En segundo lugar, vivimos en un Estado de Derecho, en el que rige el principio de legalidad. En este caso, fiscales y jueces han aplicado la normativa vigente que, aunque gravosa, es la que rige tras haber sido aprobada por el legislador. Así, la agresora fue condenada en este caso por el delito de violencia y resistencia contra la autoridad, el cual se encuentra tipificado en el artículo 365° del Código Penal y sanciona con una pena máxima de dos años de privación de la libertad al que, mediante violencia o amenaza, impide a una autoridad ejercer sus funciones o le obliga a practicar un determinado acto de sus funciones o le estorba en el ejercicio de éstas.

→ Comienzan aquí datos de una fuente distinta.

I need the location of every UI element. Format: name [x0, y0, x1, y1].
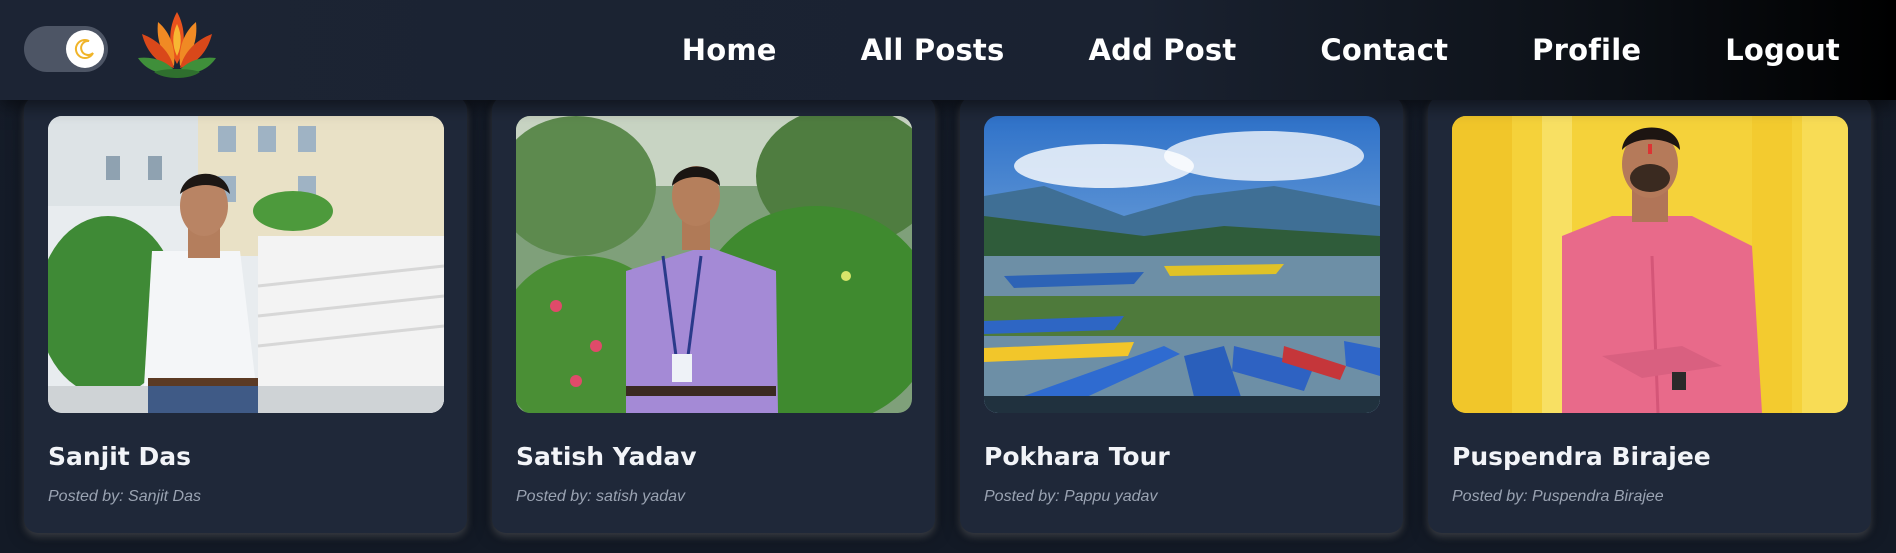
- moon-icon: [66, 30, 104, 68]
- theme-toggle[interactable]: [24, 26, 108, 72]
- post-title[interactable]: Sanjit Das: [48, 442, 191, 471]
- nav-all-posts[interactable]: All Posts: [861, 33, 1005, 67]
- post-image[interactable]: [516, 116, 912, 413]
- post-grid: Sanjit Das Posted by: Sanjit Das Satish …: [24, 96, 1874, 533]
- post-author: Posted by: Pappu yadav: [984, 488, 1158, 505]
- navbar: Home All Posts Add Post Contact Profile …: [0, 0, 1896, 100]
- post-author: Posted by: Puspendra Birajee: [1452, 488, 1664, 505]
- nav-home[interactable]: Home: [682, 33, 777, 67]
- post-title[interactable]: Satish Yadav: [516, 442, 697, 471]
- nav-logout[interactable]: Logout: [1725, 33, 1840, 67]
- post-card[interactable]: Sanjit Das Posted by: Sanjit Das: [24, 96, 467, 533]
- post-image[interactable]: [984, 116, 1380, 413]
- post-card[interactable]: Satish Yadav Posted by: satish yadav: [492, 96, 935, 533]
- post-title[interactable]: Puspendra Birajee: [1452, 442, 1711, 471]
- post-author: Posted by: Sanjit Das: [48, 488, 201, 505]
- post-card[interactable]: Pokhara Tour Posted by: Pappu yadav: [960, 96, 1403, 533]
- post-title[interactable]: Pokhara Tour: [984, 442, 1170, 471]
- lotus-logo-icon[interactable]: [134, 6, 220, 86]
- post-card[interactable]: Puspendra Birajee Posted by: Puspendra B…: [1428, 96, 1871, 533]
- post-image[interactable]: [48, 116, 444, 413]
- post-image[interactable]: [1452, 116, 1848, 413]
- post-author: Posted by: satish yadav: [516, 488, 685, 505]
- main-nav: Home All Posts Add Post Contact Profile …: [682, 0, 1840, 100]
- nav-contact[interactable]: Contact: [1320, 33, 1448, 67]
- nav-add-post[interactable]: Add Post: [1088, 33, 1236, 67]
- nav-profile[interactable]: Profile: [1532, 33, 1641, 67]
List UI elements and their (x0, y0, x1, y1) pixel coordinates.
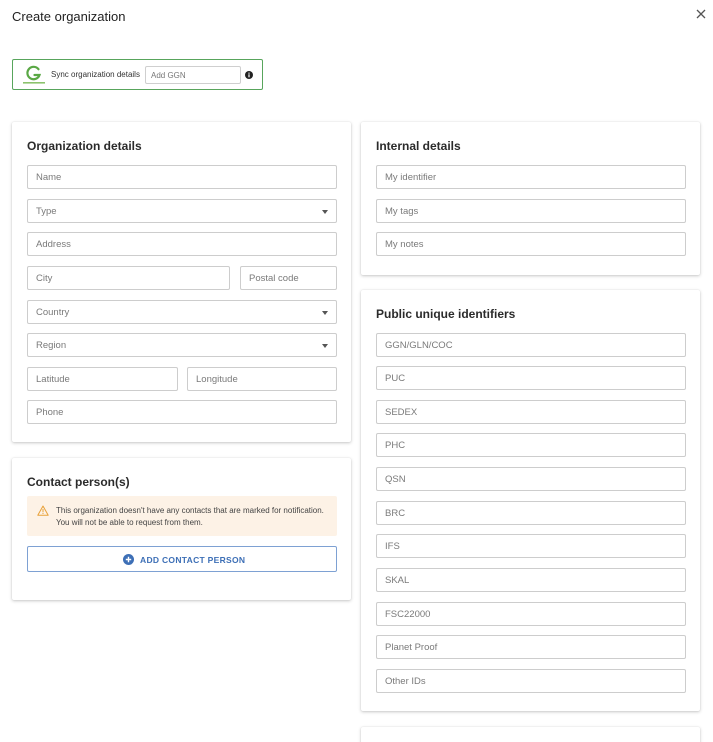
chevron-down-icon (322, 210, 328, 214)
add-contact-person-label: ADD CONTACT PERSON (140, 555, 246, 565)
name-field[interactable] (27, 165, 337, 189)
ggn-gln-coc-field[interactable] (376, 333, 686, 357)
close-icon[interactable] (693, 6, 709, 22)
plus-circle-icon (123, 554, 134, 565)
my-identifier-field[interactable] (376, 165, 686, 189)
sedex-field[interactable] (376, 400, 686, 424)
organization-details-card: Organization details Type Country Region (12, 122, 351, 442)
contact-persons-title: Contact person(s) (27, 475, 130, 489)
public-identifiers-card: Public unique identifiers (361, 290, 700, 711)
qsn-field[interactable] (376, 467, 686, 491)
contact-persons-card: Contact person(s) This organization does… (12, 458, 351, 600)
add-contact-person-button[interactable]: ADD CONTACT PERSON (27, 546, 337, 572)
region-select[interactable]: Region (27, 333, 337, 357)
chevron-down-icon (322, 344, 328, 348)
latitude-field[interactable] (27, 367, 178, 391)
public-identifiers-title: Public unique identifiers (376, 307, 516, 321)
longitude-field[interactable] (187, 367, 337, 391)
sync-label: Sync organization details (51, 70, 140, 79)
organization-details-title: Organization details (27, 139, 142, 153)
ggn-input[interactable] (145, 66, 241, 84)
notification-warning-alert: This organization doesn't have any conta… (27, 496, 337, 536)
planet-proof-field[interactable] (376, 635, 686, 659)
type-select[interactable]: Type (27, 199, 337, 223)
my-notes-field[interactable] (376, 232, 686, 256)
sync-organization-panel: Sync organization details (12, 59, 263, 90)
country-select-value: Country (36, 307, 70, 318)
city-field[interactable] (27, 266, 230, 290)
brc-field[interactable] (376, 501, 686, 525)
ifs-field[interactable] (376, 534, 686, 558)
skal-field[interactable] (376, 568, 686, 592)
dialog-title: Create organization (12, 9, 126, 24)
other-ids-field[interactable] (376, 669, 686, 693)
type-select-value: Type (36, 206, 57, 217)
warning-icon (37, 505, 49, 516)
info-icon[interactable] (245, 71, 253, 79)
address-field[interactable] (27, 232, 337, 256)
next-section-card (361, 727, 700, 742)
internal-details-title: Internal details (376, 139, 461, 153)
postal-code-field[interactable] (240, 266, 337, 290)
my-tags-field[interactable] (376, 199, 686, 223)
fsc22000-field[interactable] (376, 602, 686, 626)
country-select[interactable]: Country (27, 300, 337, 324)
internal-details-card: Internal details (361, 122, 700, 275)
chevron-down-icon (322, 311, 328, 315)
puc-field[interactable] (376, 366, 686, 390)
phone-field[interactable] (27, 400, 337, 424)
alert-text: This organization doesn't have any conta… (56, 506, 324, 527)
phc-field[interactable] (376, 433, 686, 457)
globalg-ap-logo (23, 65, 45, 84)
region-select-value: Region (36, 340, 67, 351)
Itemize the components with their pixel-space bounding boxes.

Ahora bien, este delito prevé, en el artículo 367° del Código Penal, tres grupos de agravantes. Un primer grupo de agravantes con una pena privativa de libertad no menor de cuatro ni mayor de ocho años cuando el hecho se realiza por dos o más personas o cuando el autor del delito es funcionario público. El segundo grupo de agravantes con una pena privativa de libertad no menor de ocho ni mayor de doce años cuando el hecho se comete a mano armada; cuando el autor causa una lesión grave; cuando el hecho se realiza en contra de determinadas autoridades en ejercicio de sus funciones, entre las que se encuentran los miembros de la Policía Nacional (supuesto que se aplicó en el caso que comentamos); cuando el hecho se realiza para impedir la erradicación o destrucción de cultivos ilegales; o cuando el hecho se comete respecto a investigaciones por determinados delitos como terrorismo. Finalmente, se sanciona con pena no menor de doce ni mayor de quince años si como consecuencia del hecho se produce la muerte de una persona.

Asimismo, para aplicar la agravante que atiende a la calidad de autoridad de la víctima, no bastará con verificar dicha calidad, sino que será necesario que el juez verifique también que el funcionario se encontraba en ejercicio de su rol público, así como la lesividad del hecho.

En tercer lugar, cabe preguntarnos si la aplicación de la pena en este caso, más allá de legal, es razonable y proporcional, de cara sobre todo a la existencia de otros tipos penales que sancionan con penas menores otras conductas que la sociedad pudiera considerar aún más graves. Se ha escuchado en estos últimos días cuestionar la proporcionalidad de que se sancione a cinco años de privación de libertad o incluso a menos a un homicida, a un ex ministro acusado de traficar influencias o a un comercializador de drogas. También hemos visto en los medios de comunicación diversas comparaciones con legislaciones de otros países. Consideramos que el enfoque de dichos cuestionamientos puede ser equívoco. Así, por ejemplo, las conductas sancionadas en otros ordenamientos no necesariamente son idénticas a la prevista en nuestra legislación. Asimismo, la deficiente aplicación judicial de la pena en un supuesto caso de homicidio no puede llevarnos a formular conclusiones acerca de la imposición de sanción en un caso distinto. Finalmente, sí cabe formular una reflexión a partir de este caso. Creemos que ya es hora de efectuar una revisión de las penalidades previstas en nuestra normativa penal. Por citar un par de casos, las sucesivas modificaciones a nuestro Código Penal han generado, por ejemplo, que el secuestro pueda tener ahora una pena superior al homicidio o que el homicidio como consecuencia de la conducción en estado de ebriedad sea valorado siempre como un supuesto de imprudencia con resultado calificado.

Cerramos el año 2015 con diez publicaciones en este nuevo blog de Derecho penal y con la expectativa de continuar el próximo año contribuyendo con el debate acerca de los diversos conflictos sociales que involucran esta rama del Derecho que, sin lugar a dudas, afecta el día a día de todos nosotros. Felices fiestas.